Ce bug, Bank Al-Maghrib continue d’enquêter sur ses raisons. "On a découvert que c’est toute une chaîne qui a planté. Google a juste repris les cotations affichées par le site Boursorama, qui lui aussi se fournit en data auprès d’autres plateformes. On est en train de remonter la chaîne pour savoir comment ce genre d’erreur a pu se produire", confie notre source. Tout indique qu'il s'agit d'un bug dans l'API principale qui fournit différentes plateformes.
Un euro à 18,54 dirhams, c’est effectivement une grosse bourde. A ce niveau, le dirham se serait déprécié face à l’euro de plus de 69%. Ce qui est factuellement impossible, car la monnaie nationale varie aujourd’hui dans une bande de fluctuation de -5% à +5%. Et en supposant que les autorités monétaires auraient élargi la bande sans prévenir, l’intervalle ne passerait pas à ce niveau de 69%.
L’élargissement de la bande n’est pas pour demain
Or le Maroc n’a aucune raison d’élargir la bande de fluctuation du dirham, car la monnaie nationale s'aligne sur les fondamentaux économiques et financiers du pays et il n'y a aucune pression sur les devises. Ce qui rend le scénario que l’on a vécu le temps d’une demi-heure, ce mercredi en fin d'après-midi, impossible, inimaginable. Car le Maroc n’est pas l’Egypte, et encore moins le Liban, chiffres à l’appui.
Premier élément important, la métrique ARA (Assessing Reserve Adequacy), qui renseigne sur les niveaux de réserves de change d’un pays. Pour le FMI, un pays qui a des réserves de change confortables doit avoir une ARA comprise entre 100% et 150%. Au Maroc, celle-ci est de 120%. En Egypte, elle est de 60%. Et le chiffre est pire au Liban.
Malgré les différents chocs qui se sont succédé sur l’économie mondiale et marocaine, les réserves de change du pays couvrent toujours entre six et sept mois d’importations. Un niveau suffisamment confortable pour maintenir la parité du dirham stable par rapport aux autres devises, dollar et euro principalement.
Et beaucoup de données continuent de conforter ces réserves de change. Le Maroc a certes un déficit commercial chronique (les sorties de devises pour les importations sont supérieures aux entrées via les exportations), mais le solde de la balance des paiements est excédentaire, grâce essentiellement au tourisme, aux transferts des MRE qui ont dépassé en 2022 les 100 milliards de dirhams, un record. Les IDE que reçoit le Maroc de manière régulière et constante sont aussi une source d’entrée de devises importante. Sans compter la possibilité qu’a toujours le pays, contrairement à d’autres, de lever de la dette en devises sur les marchés internationaux.
"Les spreads appliqués au Maroc sont proches des pays qui ont l’Investment grade, contrairement aux pays comparables dont beaucoup sont en détresse, comme on dit dans le langage du marché. La signature du Maroc est respectée sur les marchés internationaux, et nous sommes très loin d’un scénario où l'on afficherait un risque de défaut", explique notre source.
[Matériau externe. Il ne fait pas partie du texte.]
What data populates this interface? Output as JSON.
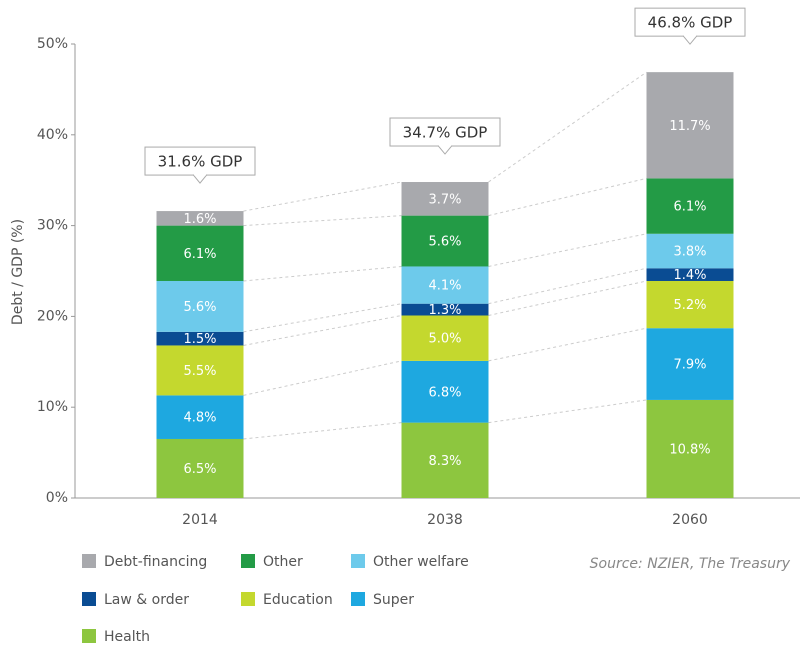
{
  "chart_data": {
    "type": "stacked_bar",
    "ylabel": "Debt / GDP (%)",
    "categories": [
      "2014",
      "2038",
      "2060"
    ],
    "series": [
      {
        "name": "Health",
        "color": "#8dc63f",
        "values": [
          6.5,
          8.3,
          10.8
        ],
        "value_labels": [
          "6.5%",
          "8.3%",
          "10.8%"
        ]
      },
      {
        "name": "Super",
        "color": "#1ea8e0",
        "values": [
          4.8,
          6.8,
          7.9
        ],
        "value_labels": [
          "4.8%",
          "6.8%",
          "7.9%"
        ]
      },
      {
        "name": "Education",
        "color": "#c4d82e",
        "values": [
          5.5,
          5.0,
          5.2
        ],
        "value_labels": [
          "5.5%",
          "5.0%",
          "5.2%"
        ]
      },
      {
        "name": "Law & order",
        "color": "#0a4c93",
        "values": [
          1.5,
          1.3,
          1.4
        ],
        "value_labels": [
          "1.5%",
          "1.3%",
          "1.4%"
        ]
      },
      {
        "name": "Other welfare",
        "color": "#6dcaeb",
        "values": [
          5.6,
          4.1,
          3.8
        ],
        "value_labels": [
          "5.6%",
          "4.1%",
          "3.8%"
        ]
      },
      {
        "name": "Other",
        "color": "#239b46",
        "values": [
          6.1,
          5.6,
          6.1
        ],
        "value_labels": [
          "6.1%",
          "5.6%",
          "6.1%"
        ]
      },
      {
        "name": "Debt-financing",
        "color": "#a8a9ad",
        "values": [
          1.6,
          3.7,
          11.7
        ],
        "value_labels": [
          "1.6%",
          "3.7%",
          "11.7%"
        ]
      }
    ],
    "annotations": [
      "31.6% GDP",
      "34.7% GDP",
      "46.8% GDP"
    ],
    "source": "Source: NZIER, The Treasury",
    "ylim": [
      0,
      50
    ],
    "yticks": [
      {
        "value": 0,
        "label": "0%"
      },
      {
        "value": 10,
        "label": "10%"
      },
      {
        "value": 20,
        "label": "20%"
      },
      {
        "value": 30,
        "label": "30%"
      },
      {
        "value": 40,
        "label": "40%"
      },
      {
        "value": 50,
        "label": "50%"
      }
    ]
  }
}
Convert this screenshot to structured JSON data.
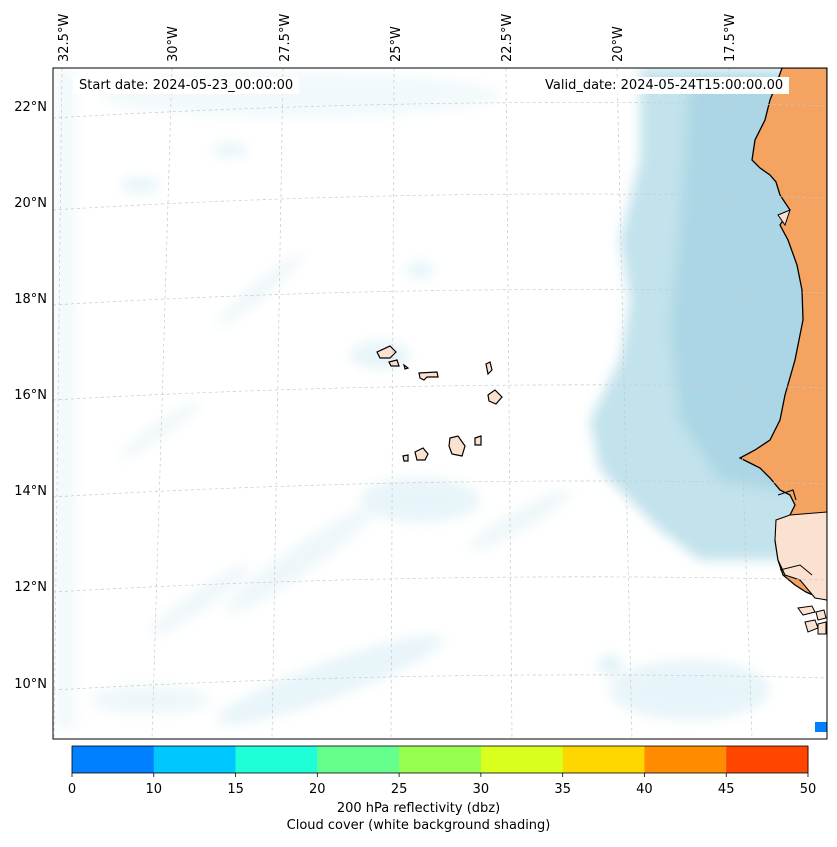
{
  "header": {
    "start_date": "Start date: 2024-05-23_00:00:00",
    "valid_date": "Valid_date: 2024-05-24T15:00:00.00"
  },
  "map": {
    "longitude_labels": [
      "32.5°W",
      "30°W",
      "27.5°W",
      "25°W",
      "22.5°W",
      "20°W",
      "17.5°W"
    ],
    "latitude_labels": [
      "22°N",
      "20°N",
      "18°N",
      "16°N",
      "14°N",
      "12°N",
      "10°N"
    ],
    "land_color": "#f4a460",
    "cloud_color": "#add8e6"
  },
  "colorbar": {
    "ticks": [
      "0",
      "10",
      "15",
      "20",
      "25",
      "30",
      "35",
      "40",
      "45",
      "50"
    ],
    "colors": [
      "#0080ff",
      "#00c8ff",
      "#1effd8",
      "#64ff8c",
      "#96ff50",
      "#d8ff1e",
      "#ffd700",
      "#ff8c00",
      "#ff4500"
    ],
    "title": "200 hPa reflectivity (dbz)",
    "subtitle": "Cloud cover (white background shading)"
  }
}
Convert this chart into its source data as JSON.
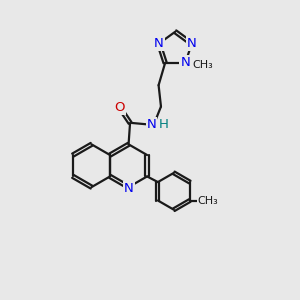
{
  "bg_color": "#e8e8e8",
  "bond_color": "#1a1a1a",
  "N_color": "#0000ee",
  "O_color": "#cc0000",
  "H_color": "#008080",
  "line_width": 1.6,
  "font_size": 9.5,
  "small_font_size": 8.0,
  "xlim": [
    0,
    10
  ],
  "ylim": [
    0,
    10
  ]
}
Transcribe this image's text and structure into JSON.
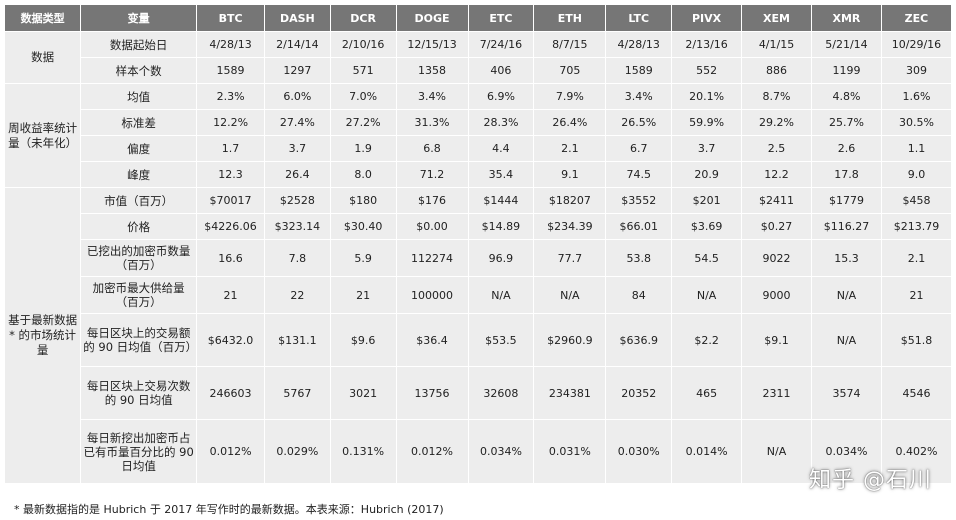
{
  "table": {
    "header": {
      "group_label": "数据类型",
      "variable_label": "变量",
      "coins": [
        "BTC",
        "DASH",
        "DCR",
        "DOGE",
        "ETC",
        "ETH",
        "LTC",
        "PIVX",
        "XEM",
        "XMR",
        "ZEC"
      ]
    },
    "groups": [
      {
        "label": "数据",
        "rows": [
          {
            "name": "数据起始日",
            "values": [
              "4/28/13",
              "2/14/14",
              "2/10/16",
              "12/15/13",
              "7/24/16",
              "8/7/15",
              "4/28/13",
              "2/13/16",
              "4/1/15",
              "5/21/14",
              "10/29/16"
            ]
          },
          {
            "name": "样本个数",
            "values": [
              "1589",
              "1297",
              "571",
              "1358",
              "406",
              "705",
              "1589",
              "552",
              "886",
              "1199",
              "309"
            ]
          }
        ]
      },
      {
        "label": "周收益率统计量（未年化）",
        "rows": [
          {
            "name": "均值",
            "values": [
              "2.3%",
              "6.0%",
              "7.0%",
              "3.4%",
              "6.9%",
              "7.9%",
              "3.4%",
              "20.1%",
              "8.7%",
              "4.8%",
              "1.6%"
            ]
          },
          {
            "name": "标准差",
            "values": [
              "12.2%",
              "27.4%",
              "27.2%",
              "31.3%",
              "28.3%",
              "26.4%",
              "26.5%",
              "59.9%",
              "29.2%",
              "25.7%",
              "30.5%"
            ]
          },
          {
            "name": "偏度",
            "values": [
              "1.7",
              "3.7",
              "1.9",
              "6.8",
              "4.4",
              "2.1",
              "6.7",
              "3.7",
              "2.5",
              "2.6",
              "1.1"
            ]
          },
          {
            "name": "峰度",
            "values": [
              "12.3",
              "26.4",
              "8.0",
              "71.2",
              "35.4",
              "9.1",
              "74.5",
              "20.9",
              "12.2",
              "17.8",
              "9.0"
            ]
          }
        ]
      },
      {
        "label": "基于最新数据* 的市场统计量",
        "rows": [
          {
            "name": "市值（百万）",
            "values": [
              "$70017",
              "$2528",
              "$180",
              "$176",
              "$1444",
              "$18207",
              "$3552",
              "$201",
              "$2411",
              "$1779",
              "$458"
            ]
          },
          {
            "name": "价格",
            "values": [
              "$4226.06",
              "$323.14",
              "$30.40",
              "$0.00",
              "$14.89",
              "$234.39",
              "$66.01",
              "$3.69",
              "$0.27",
              "$116.27",
              "$213.79"
            ]
          },
          {
            "name": "已挖出的加密币数量（百万）",
            "values": [
              "16.6",
              "7.8",
              "5.9",
              "112274",
              "96.9",
              "77.7",
              "53.8",
              "54.5",
              "9022",
              "15.3",
              "2.1"
            ]
          },
          {
            "name": "加密币最大供给量（百万）",
            "values": [
              "21",
              "22",
              "21",
              "100000",
              "N/A",
              "N/A",
              "84",
              "N/A",
              "9000",
              "N/A",
              "21"
            ]
          },
          {
            "name": "每日区块上的交易额的 90 日均值（百万）",
            "values": [
              "$6432.0",
              "$131.1",
              "$9.6",
              "$36.4",
              "$53.5",
              "$2960.9",
              "$636.9",
              "$2.2",
              "$9.1",
              "N/A",
              "$51.8"
            ]
          },
          {
            "name": "每日区块上交易次数的 90 日均值",
            "values": [
              "246603",
              "5767",
              "3021",
              "13756",
              "32608",
              "234381",
              "20352",
              "465",
              "2311",
              "3574",
              "4546"
            ]
          },
          {
            "name": "每日新挖出加密币占已有币量百分比的 90 日均值",
            "values": [
              "0.012%",
              "0.029%",
              "0.131%",
              "0.012%",
              "0.034%",
              "0.031%",
              "0.030%",
              "0.014%",
              "N/A",
              "0.034%",
              "0.402%"
            ]
          }
        ]
      }
    ]
  },
  "footnote": "* 最新数据指的是 Hubrich 于 2017 年写作时的最新数据。本表来源：Hubrich (2017)",
  "watermark": "知乎 @石川",
  "colors": {
    "header_bg": "#767676",
    "cell_bg": "#ededed",
    "header_text": "#ffffff"
  }
}
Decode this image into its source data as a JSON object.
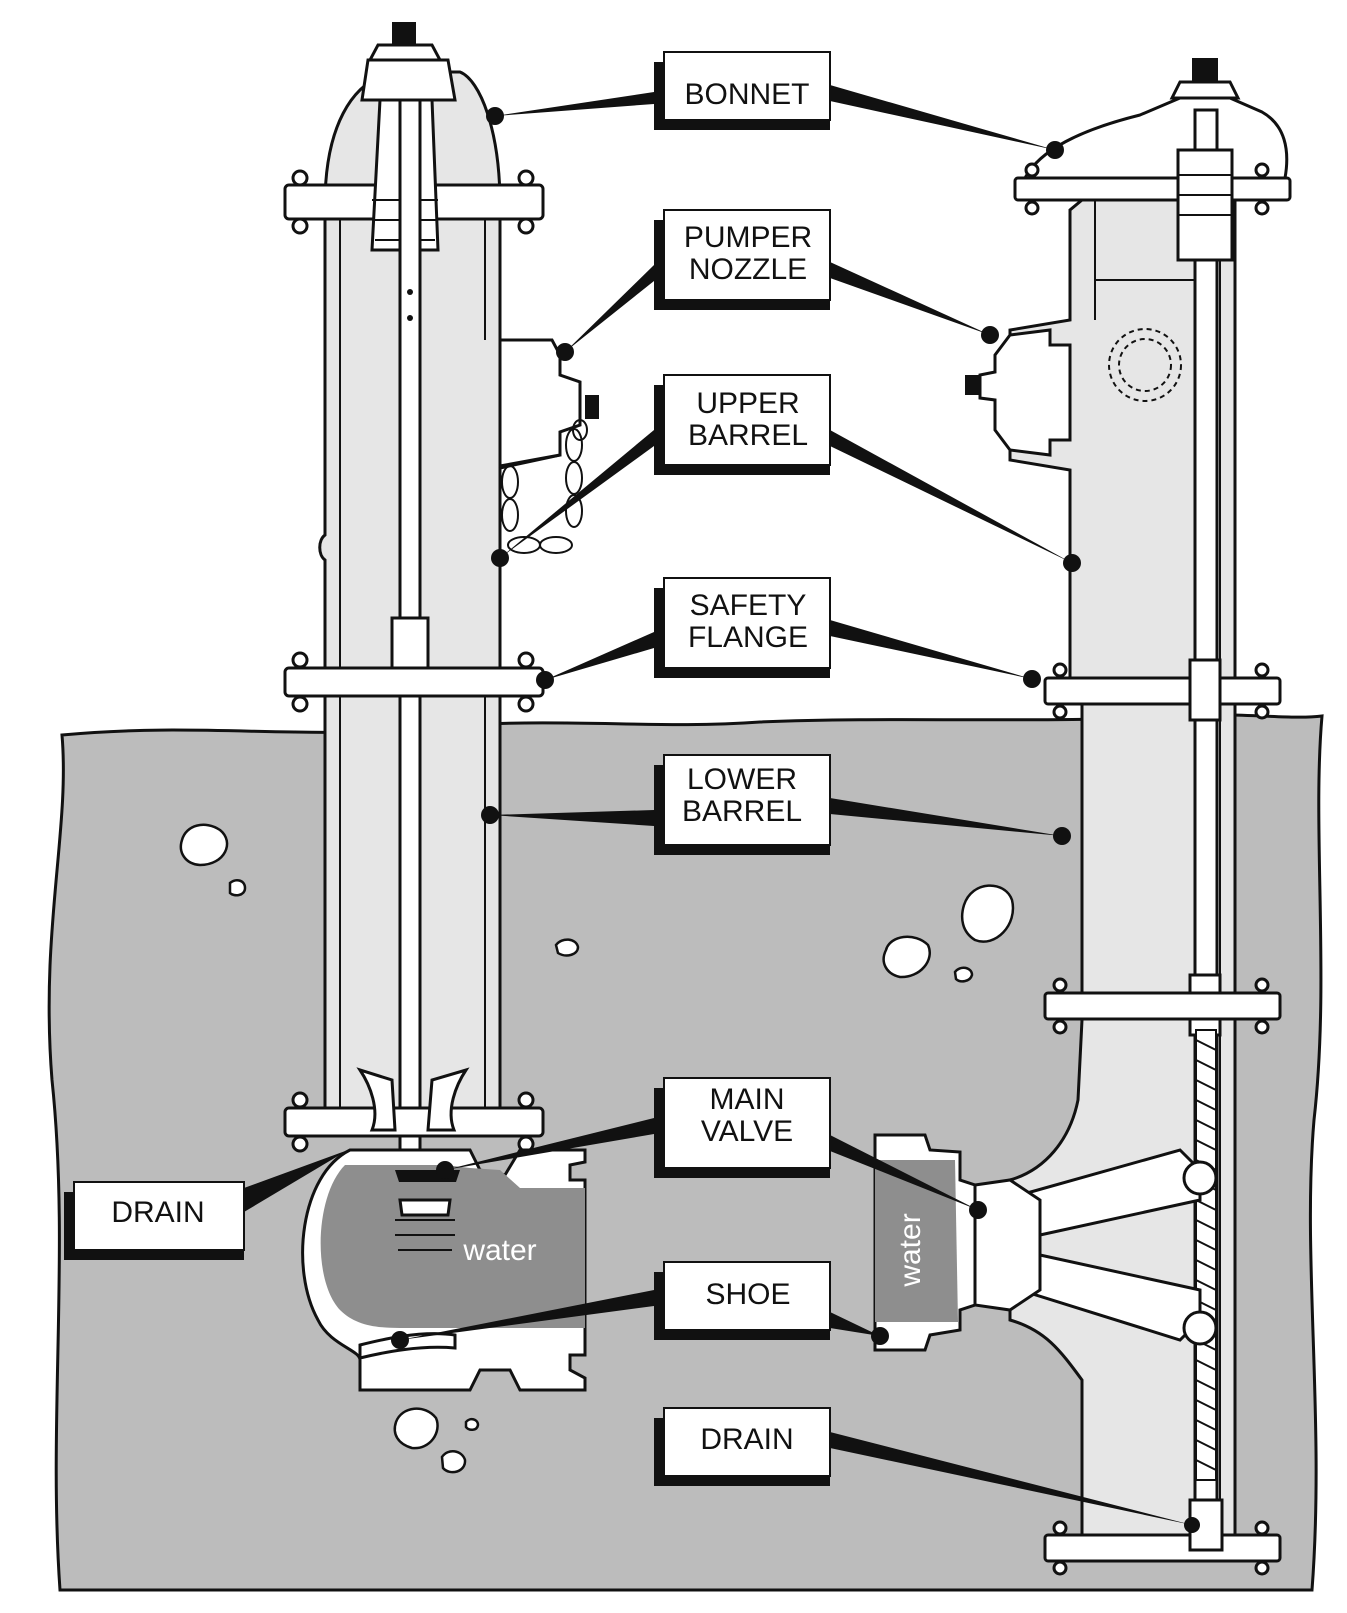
{
  "labels": {
    "bonnet": "BONNET",
    "pumper_nozzle_1": "PUMPER",
    "pumper_nozzle_2": "NOZZLE",
    "upper_barrel_1": "UPPER",
    "upper_barrel_2": "BARREL",
    "safety_flange_1": "SAFETY",
    "safety_flange_2": "FLANGE",
    "lower_barrel_1": "LOWER",
    "lower_barrel_2": "BARREL",
    "main_valve_1": "MAIN",
    "main_valve_2": "VALVE",
    "shoe": "SHOE",
    "drain_left": "DRAIN",
    "drain_right": "DRAIN"
  },
  "water_labels": {
    "left": "water",
    "right": "water"
  },
  "colors": {
    "ground": "#bcbcbc",
    "barrel_interior": "#e6e6e6",
    "water": "#8e8e8e",
    "outline": "#111111",
    "label_shadow": "#111111"
  }
}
Aucun désalignement du dirham n’est remarqué
Autre argument qu’avancent les spécialistes pour juger de la valeur d’une monnaie : son alignement sur les fondamentaux du pays. Là aussi, le moyen le plus simple pour savoir si une monnaie est désalignée par rapport à sa vraie valeur, c’est d’aller faire un tour sur le marché parallèle, ou dans les bazars. Si en Algérie, en Egypte ou au Liban, les devises coûtent jusqu’à trois fois plus cher que chez le circuit officiel, au Maroc, la différence entre la cotation des banques et celles de cambistes travaillant au noir est minime ; elle ne dépasse pas quelques centimes et reflète plus la marge de l’intermédiaire qu’un décalage entre la cotation officielle du dirham et la réalité de la situation.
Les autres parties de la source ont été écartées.